Стоял январь года консульства Гнея Корнелия Лентула и Публия Лициния Красса; деревья в саду Ливия Друза еще не оделись листвой, однако в чудесном фонтане, окруженном статуями – творениями греческого скульптора Мирона, журчала подаваемая по трубам подогретая вода. Полотна Апеллеса, Тиманта и других греческих мастеров были убраны со стен колоннады в запасник после того, как две дочери Цепиона попытались вымазать их краской, украденной у художников, восстанавливавших фрески в атрии. Обеих примерно выпороли, однако Друз счел за благо убрать с глаз долой источник соблазна. Свежую мазню удалось соскрести, но кто поручится, не повторит ли попытку его сынишка, когда вступит в более злокозненный возраст? Бесценные коллекции произведений искусства лучше держать подальше от детей. Конечно, Сервилия и Сервилилла (домашние звали ее просто Лилла) ничего подобного больше не повторят, однако ими юное население дома наверняка не ограничится.

Его собственный род наконец-то получил продолжение, хотя не тем способом, на который он возлагал надежды; оказалось, что у них с Сервилией не может быть детей. Поэтому два года назад они усыновили младшего сына Тиберия Клавдия Нерона, вконец обедневшего, как все Клавдии, и осчастливленного возможностью увидеть своего новорожденного сына наследником богатств Ливиев Друзов. Усыновлять было принято старшего мальчика в семье, чтобы приемные родители не сомневались в его умственных способностях, крепком здоровье и добродушии. Однако Сервилия, изголодавшаяся по материнству, настояла, чтобы они больше не медлили с усыновлением. Марк Ливий Друз, беззаветно любящий жену – хотя, беря ее в жены, он не питал к ней никаких чувств, – уступил. Для того чтобы победить дурные предчувствия, он принес обильное подношение Великой Матери, надеясь, что ее благосклонность обеспечит младенцу умственное и физическое здоровье.

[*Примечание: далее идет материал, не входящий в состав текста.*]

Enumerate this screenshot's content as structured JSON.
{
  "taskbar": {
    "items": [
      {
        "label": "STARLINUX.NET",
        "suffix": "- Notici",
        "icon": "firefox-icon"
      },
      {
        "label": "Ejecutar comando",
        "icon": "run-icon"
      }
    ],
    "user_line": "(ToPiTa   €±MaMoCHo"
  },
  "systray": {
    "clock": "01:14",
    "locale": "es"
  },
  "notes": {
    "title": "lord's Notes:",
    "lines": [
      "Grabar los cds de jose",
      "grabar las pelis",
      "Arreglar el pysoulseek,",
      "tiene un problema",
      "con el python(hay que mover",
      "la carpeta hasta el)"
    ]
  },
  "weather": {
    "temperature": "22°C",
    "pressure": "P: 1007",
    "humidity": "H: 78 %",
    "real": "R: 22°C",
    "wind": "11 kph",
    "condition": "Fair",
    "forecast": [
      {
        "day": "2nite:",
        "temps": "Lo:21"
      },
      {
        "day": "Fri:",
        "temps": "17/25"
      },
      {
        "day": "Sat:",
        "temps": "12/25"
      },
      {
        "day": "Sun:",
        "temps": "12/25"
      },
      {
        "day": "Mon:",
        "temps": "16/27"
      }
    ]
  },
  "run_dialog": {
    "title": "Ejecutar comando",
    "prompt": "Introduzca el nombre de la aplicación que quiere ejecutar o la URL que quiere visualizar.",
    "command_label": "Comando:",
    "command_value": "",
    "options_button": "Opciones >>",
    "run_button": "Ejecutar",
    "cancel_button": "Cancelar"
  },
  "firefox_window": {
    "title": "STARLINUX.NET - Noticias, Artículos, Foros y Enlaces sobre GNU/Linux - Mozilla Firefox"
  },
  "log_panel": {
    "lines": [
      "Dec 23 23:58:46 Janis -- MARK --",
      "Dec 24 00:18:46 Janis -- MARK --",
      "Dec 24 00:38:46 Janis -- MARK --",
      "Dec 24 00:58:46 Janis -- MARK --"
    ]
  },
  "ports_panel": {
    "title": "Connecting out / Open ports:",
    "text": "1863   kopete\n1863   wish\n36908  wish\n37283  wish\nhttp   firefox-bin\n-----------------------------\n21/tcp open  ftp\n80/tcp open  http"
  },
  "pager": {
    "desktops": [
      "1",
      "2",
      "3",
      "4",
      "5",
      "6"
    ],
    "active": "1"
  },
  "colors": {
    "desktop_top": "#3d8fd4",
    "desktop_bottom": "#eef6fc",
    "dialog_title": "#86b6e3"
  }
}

Женщины сидели в гостиной Сервилии, примыкающей к детской; заслышав шаги мужчин, они вышли поприветствовать их. Не состоя в кровном родстве, тем не менее они были очень схожи внешностью: обе невысоки ростом, темноволосы и темноглазы, с мелкими, правильными чертами. Ливия Друза, жена Цепиона, была более миловидной, к тому же избежала наследственного свойства – толстых ног и неуклюжей фигуры. Она отличалась большими, широко расставленными глазами, а ее ротик напоминал очертанием цветок. Нос ее был слишком мал, чтобы заслужить наивысшую оценку знатока, зато не был излишне прям, что тоже считалось изъяном, а производил впечатление некоторой курносости. Кожа ее была здоровой, талия – тонкой, грудь и бедра – достаточно пышными. Сервилия, жена Друза, казалась ее уменьшенной копией; правда, на подбородке и вокруг носа у нее имелись прыщики, ноги были коротковаты, шея – тоже.

При этом Марк Ливий Друз в своей не слишком красивой жене души не чаял, а Квинт Сервилий Цепион не любил свою красавицу. Восемь лет назад, когда образовались оба супружеских союза, дело обстояло наоборот. Мужьям было невдомек, что разгадка заключается в их женах: Ливия Друза ненавидела Цепиона и вышла за него по принуждению, тогда как Сервилия была влюблена в Друза с самого детства. Будучи представительницами римских патрицианских семей, обе женщины стали образцовыми женами в старинном духе: послушными, услужливыми, ровными и неизменно почтительными. С годами супруги разобрались друг в друге, и былое безразличие Марка Ливия Друза было побеждено вниманием, проявляемым к нему женой, ее пылкостью в любви и разделенным горем бездетности. Тем временем невысказанное обожание Квинта Сервилия Цепиона задохнулось, не выжив в атмосфере затаенной неприязни к нему жены, ее растущей холодности в постели и огорчения из-за того, что оба их ребенка оказались девочками, а новых рождений не предвиделось.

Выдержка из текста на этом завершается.